Sezon 2000-2001. Futbola bakış açimin değiştiği sezon. Daha doğrusu futbolun hayatımdaki yerinin değiştiği sezon. Eskiden de çok seviyorum ama 2000-2001 önemlidir. Benim gibi insanların olduğunu anladığım ve taraftarlığın çok ulvi bir şey olduğunu hissetiğim sezon.

O sezon, iki önemli olayın sadece benim için değil, aslında tüm Türkiye için ne kadar önemli olduğunu anladım. Biri Galatasaray-Fenerbahçe rekabeti, diğeri Avrupa Kupaları.

Hayatımda ilk defa stadyum dışında, yani sokakta forma giyen bir kız görmüştüm. S.Graz ile maçımızın olduğu gün Bağdat Caddesi'nde sırtında Hagi yazan çubuklu Galatasaray forması giymiş bir kız. Hava ılık ama yağışlıydı. Karşıya geçen otobüslerde maça giden birçok insan vardı. Sokakta maçı konuşan insanlar vardı. Koca bir şehrin, bir Avrupa Kupası maçı öncesi nasıl değiştiğini, o maçı nasıl hissederek yaşadığını farkettim. Aynı sezon 6 Mayıs 2001'de oynanan Fenerbahçe-Galatasaray maçı da öncesiyle sonrasıyla böyleydi. O sezon bizi mayısa kadar oyalayan bir lig yarışı bir de BBG evi vardı.

En son ne zaman böyle birşey oldu acaba? Aynı gün, aynı Avrupa Kupası organizasyonunda, Galatasaray ve Fenerbahçe İstanbul'da kendi stadyumlarında maç yapacaklar. Hem ezeli rekabet, hem Avrupa Kupası.

Ligde bile aynı gün maç yapmıyorlar genelde. Veya yaptıklarında tıpkı bu hafta olacağı gibi biri deplasmanda, diğeri iç sahada oluyor. Sebep güvenlik aslında ve bunun için kimse de suçlanamaz.

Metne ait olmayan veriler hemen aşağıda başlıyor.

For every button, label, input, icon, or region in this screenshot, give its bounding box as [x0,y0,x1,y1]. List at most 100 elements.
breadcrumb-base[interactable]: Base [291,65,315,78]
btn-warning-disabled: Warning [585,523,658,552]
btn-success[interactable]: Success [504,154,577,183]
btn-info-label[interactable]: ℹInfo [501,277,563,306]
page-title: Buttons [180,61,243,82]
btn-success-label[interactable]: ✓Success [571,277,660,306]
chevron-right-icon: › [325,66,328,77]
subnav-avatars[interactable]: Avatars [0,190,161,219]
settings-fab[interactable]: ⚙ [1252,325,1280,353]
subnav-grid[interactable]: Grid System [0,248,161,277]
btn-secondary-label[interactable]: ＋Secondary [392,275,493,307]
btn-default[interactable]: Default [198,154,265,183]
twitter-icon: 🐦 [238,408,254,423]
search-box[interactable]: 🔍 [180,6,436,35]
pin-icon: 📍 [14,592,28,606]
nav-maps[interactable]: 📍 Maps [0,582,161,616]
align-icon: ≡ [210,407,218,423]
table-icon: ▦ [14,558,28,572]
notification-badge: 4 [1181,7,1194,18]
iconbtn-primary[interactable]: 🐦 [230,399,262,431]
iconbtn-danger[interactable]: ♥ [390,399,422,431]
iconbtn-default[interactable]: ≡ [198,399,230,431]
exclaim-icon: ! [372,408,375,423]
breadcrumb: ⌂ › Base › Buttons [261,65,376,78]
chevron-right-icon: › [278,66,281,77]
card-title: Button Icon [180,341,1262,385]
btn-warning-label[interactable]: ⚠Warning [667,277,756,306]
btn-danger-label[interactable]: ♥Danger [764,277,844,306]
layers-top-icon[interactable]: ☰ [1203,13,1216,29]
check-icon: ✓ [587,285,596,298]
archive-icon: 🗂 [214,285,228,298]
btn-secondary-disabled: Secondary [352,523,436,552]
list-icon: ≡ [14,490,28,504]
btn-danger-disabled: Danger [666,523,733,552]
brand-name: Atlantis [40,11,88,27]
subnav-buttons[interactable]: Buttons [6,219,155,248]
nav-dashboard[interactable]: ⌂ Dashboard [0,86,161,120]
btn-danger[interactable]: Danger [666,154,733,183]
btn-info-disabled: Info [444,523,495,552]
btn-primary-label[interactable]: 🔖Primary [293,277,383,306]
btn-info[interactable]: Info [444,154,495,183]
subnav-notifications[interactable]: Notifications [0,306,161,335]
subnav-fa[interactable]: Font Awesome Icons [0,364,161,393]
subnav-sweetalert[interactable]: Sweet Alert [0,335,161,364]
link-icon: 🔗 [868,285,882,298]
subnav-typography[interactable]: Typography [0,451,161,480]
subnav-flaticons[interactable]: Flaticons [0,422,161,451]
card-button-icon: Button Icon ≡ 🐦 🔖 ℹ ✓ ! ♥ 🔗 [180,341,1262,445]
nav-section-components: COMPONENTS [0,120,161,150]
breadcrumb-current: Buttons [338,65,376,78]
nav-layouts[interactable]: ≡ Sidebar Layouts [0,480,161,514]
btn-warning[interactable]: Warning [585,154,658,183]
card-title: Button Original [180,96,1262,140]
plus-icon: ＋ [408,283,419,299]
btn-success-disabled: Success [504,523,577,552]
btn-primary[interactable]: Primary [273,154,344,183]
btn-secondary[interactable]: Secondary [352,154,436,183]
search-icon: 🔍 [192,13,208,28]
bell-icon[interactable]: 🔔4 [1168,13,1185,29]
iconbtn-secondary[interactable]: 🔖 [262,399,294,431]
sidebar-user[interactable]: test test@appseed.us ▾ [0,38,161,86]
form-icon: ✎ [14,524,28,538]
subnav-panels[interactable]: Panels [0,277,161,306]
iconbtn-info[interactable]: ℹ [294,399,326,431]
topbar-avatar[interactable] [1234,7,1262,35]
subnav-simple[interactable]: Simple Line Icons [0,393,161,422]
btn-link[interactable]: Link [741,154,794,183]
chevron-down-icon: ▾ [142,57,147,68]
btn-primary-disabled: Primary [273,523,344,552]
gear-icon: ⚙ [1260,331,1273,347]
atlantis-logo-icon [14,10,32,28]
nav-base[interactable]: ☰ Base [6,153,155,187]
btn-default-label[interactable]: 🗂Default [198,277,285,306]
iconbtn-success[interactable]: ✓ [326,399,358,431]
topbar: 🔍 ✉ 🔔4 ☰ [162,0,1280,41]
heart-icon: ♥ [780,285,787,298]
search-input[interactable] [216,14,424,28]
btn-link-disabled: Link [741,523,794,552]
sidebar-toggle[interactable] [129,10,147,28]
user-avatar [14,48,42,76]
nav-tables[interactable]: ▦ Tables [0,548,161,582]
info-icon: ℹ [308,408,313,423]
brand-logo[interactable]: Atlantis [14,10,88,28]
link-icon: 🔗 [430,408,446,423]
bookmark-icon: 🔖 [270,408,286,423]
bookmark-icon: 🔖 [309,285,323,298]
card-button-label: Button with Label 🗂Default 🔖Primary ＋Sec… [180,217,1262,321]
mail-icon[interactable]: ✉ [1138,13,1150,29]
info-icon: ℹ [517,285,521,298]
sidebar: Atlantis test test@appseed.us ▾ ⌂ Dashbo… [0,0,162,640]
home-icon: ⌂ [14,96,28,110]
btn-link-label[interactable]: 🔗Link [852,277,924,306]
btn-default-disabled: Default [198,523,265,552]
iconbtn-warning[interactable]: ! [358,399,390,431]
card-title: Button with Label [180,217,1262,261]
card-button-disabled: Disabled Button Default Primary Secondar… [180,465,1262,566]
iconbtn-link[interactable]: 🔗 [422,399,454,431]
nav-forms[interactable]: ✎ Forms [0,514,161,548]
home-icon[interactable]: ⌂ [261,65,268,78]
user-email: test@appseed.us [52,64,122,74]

İşte o nedenle yarın unutulmaz bir gün olabilir İstanbul için. Tek korkum metrobüs duraklarında yaşanacak sürtüşmeler. Umarım benim kuruntumdur, olmaz öyle şeyler.

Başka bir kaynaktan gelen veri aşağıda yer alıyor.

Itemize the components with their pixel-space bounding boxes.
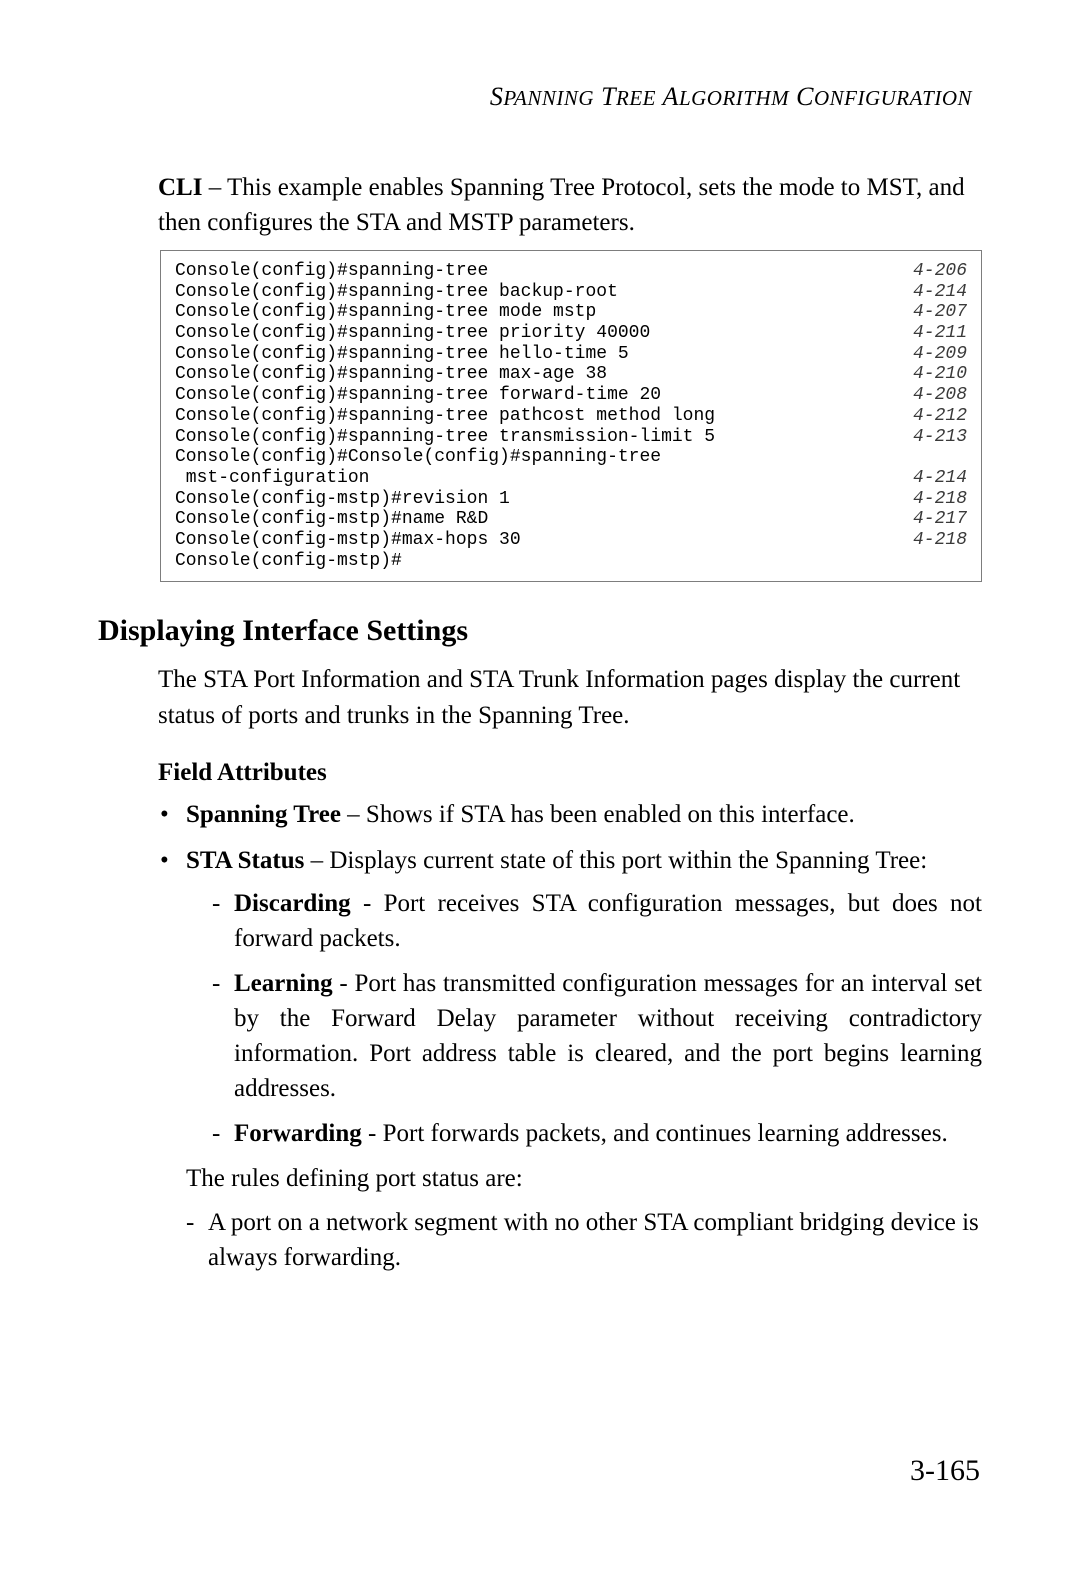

Aynı anda 80.000 kişi stadyumda olacak. Tüm şehir hem Avrupa Kupası hem de ezeli rekabet yaşanacak. Nasıl ki ligi diğerinin üstünde bitirmek şampiyon olamamanın tesellisi oluyorsa, Avrupa Kupası'nda da diğerine tur bindirmek aynı hissi yaşatır. Rakip hem Lille/A.Madrid, hem Galatasaray/Fenerbahçe.

Hoşuma gidiyor bu rekabet. 6 Mayıs 2001'de Fenerbahçe benim için bir rakipten daha fazlasıydı artık. Sanırım hala da öyle. Ama yine de aradan geçen 10 yılda bir olgunlaşma var bende. Çünkü eskiden olsa yarın Fenerbahçe elensin isterdim. Şimdi ise bu rekabet devam etsin istiyorum. Bir tur daha beraber olalım, iki tur daha. Hatta mümkünse karşılaşalım bir yerde, bir ilk olsun. Onları eleyen elin Fransız'ı, İspanyol'u değil, biz olalım.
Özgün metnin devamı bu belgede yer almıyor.